Percebido esse detalhe, entramos de novo no universo de Arcand, embora de maneira não tão explícita como em filmes anteriores. Nestes, o diretor procurava flagrar o mal-estar instalado entre indivíduos, mesmo em civilizações tidas como as mais desenvolvidas do planeta. Países imbatíveis em quesitos como democracia, combate à corrupção, assistência social, saúde, educação, segurança – tudo isso de que sentimos falta no chamado “3º Mundo”, conhecido hoje pelo eufemismo de “países em desenvolvimento”.

É como se a civilização cobrasse preço alto demais a seus participantes. Nenhuma novidade nisso: o velho Freud já havia detectado essa dissonância numa obra cujo título não deixa margem a dúvidas – “O Mal-Estar na Civilização”, ensaio de 1930, escrito no bode existencial do entreguerras.

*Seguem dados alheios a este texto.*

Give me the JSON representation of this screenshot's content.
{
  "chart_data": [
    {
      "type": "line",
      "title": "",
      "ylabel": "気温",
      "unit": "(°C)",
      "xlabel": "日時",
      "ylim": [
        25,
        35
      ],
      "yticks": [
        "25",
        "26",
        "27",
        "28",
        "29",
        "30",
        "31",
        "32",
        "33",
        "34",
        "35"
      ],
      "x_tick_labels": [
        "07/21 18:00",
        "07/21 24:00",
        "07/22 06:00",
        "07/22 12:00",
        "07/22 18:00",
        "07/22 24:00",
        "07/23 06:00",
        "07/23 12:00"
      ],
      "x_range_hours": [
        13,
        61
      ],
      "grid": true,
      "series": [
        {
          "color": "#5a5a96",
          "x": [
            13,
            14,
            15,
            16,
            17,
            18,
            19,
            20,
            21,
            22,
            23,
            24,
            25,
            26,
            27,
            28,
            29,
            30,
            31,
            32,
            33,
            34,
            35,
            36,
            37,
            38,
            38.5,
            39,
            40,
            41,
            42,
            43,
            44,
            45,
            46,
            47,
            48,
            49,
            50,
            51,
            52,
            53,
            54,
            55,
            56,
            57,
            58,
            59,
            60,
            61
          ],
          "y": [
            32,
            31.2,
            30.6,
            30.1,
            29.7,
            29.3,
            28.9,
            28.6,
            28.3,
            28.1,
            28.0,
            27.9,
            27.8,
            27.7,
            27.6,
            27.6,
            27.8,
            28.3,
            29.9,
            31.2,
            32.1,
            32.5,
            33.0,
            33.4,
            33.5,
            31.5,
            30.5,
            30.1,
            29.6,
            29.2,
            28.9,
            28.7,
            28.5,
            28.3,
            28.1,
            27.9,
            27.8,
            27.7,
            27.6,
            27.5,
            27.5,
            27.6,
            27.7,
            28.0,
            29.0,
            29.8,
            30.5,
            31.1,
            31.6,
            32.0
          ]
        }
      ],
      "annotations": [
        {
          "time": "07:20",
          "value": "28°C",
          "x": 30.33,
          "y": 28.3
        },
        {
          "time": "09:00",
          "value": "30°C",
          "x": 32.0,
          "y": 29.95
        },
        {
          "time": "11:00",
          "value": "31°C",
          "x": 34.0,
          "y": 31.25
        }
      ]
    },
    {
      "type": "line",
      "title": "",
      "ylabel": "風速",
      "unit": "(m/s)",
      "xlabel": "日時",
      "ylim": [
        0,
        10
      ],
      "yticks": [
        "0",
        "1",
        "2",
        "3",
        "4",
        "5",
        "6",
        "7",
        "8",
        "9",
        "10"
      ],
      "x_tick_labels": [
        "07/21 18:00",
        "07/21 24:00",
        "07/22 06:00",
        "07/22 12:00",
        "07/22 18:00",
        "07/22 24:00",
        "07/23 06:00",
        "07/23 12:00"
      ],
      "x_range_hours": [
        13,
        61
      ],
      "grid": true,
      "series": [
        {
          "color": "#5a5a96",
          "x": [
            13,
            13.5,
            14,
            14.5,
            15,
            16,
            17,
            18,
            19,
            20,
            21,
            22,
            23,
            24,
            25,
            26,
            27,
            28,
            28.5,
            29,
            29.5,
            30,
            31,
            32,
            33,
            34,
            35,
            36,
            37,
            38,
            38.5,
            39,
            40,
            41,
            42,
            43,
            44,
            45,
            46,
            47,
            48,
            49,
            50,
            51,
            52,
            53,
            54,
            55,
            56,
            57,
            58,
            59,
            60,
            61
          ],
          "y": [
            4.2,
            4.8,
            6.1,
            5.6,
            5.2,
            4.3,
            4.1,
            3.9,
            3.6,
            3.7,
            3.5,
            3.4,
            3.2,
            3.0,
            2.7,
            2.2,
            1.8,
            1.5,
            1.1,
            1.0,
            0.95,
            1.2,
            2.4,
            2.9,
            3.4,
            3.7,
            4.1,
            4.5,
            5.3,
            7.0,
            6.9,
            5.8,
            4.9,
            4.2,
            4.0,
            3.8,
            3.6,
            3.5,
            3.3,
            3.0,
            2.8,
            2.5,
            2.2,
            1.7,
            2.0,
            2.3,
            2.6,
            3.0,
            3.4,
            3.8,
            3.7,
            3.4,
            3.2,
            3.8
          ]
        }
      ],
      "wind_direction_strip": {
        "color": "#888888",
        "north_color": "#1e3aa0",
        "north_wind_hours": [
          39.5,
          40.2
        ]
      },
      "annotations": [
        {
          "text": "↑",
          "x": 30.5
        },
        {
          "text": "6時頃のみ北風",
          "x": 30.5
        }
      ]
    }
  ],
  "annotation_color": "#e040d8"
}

Para fazer parte do clube civilizatório, reprimimos tanto nossos impulsos naturais que pagamos em neurose e infelicidade o preço da admissão. Os mais fracos funcionam como sintomas desse desajuste estrutural da condição civilizada.

Em suma, Arcand estuda o que vai mal num mundo em que tudo parece ir bem. Não é pouca coisa, mesmo levando-se em conta de que esse filme, nada banal, não chega ao nível dos seus anteriores. As informações são do jornal O Estado de S. Paulo.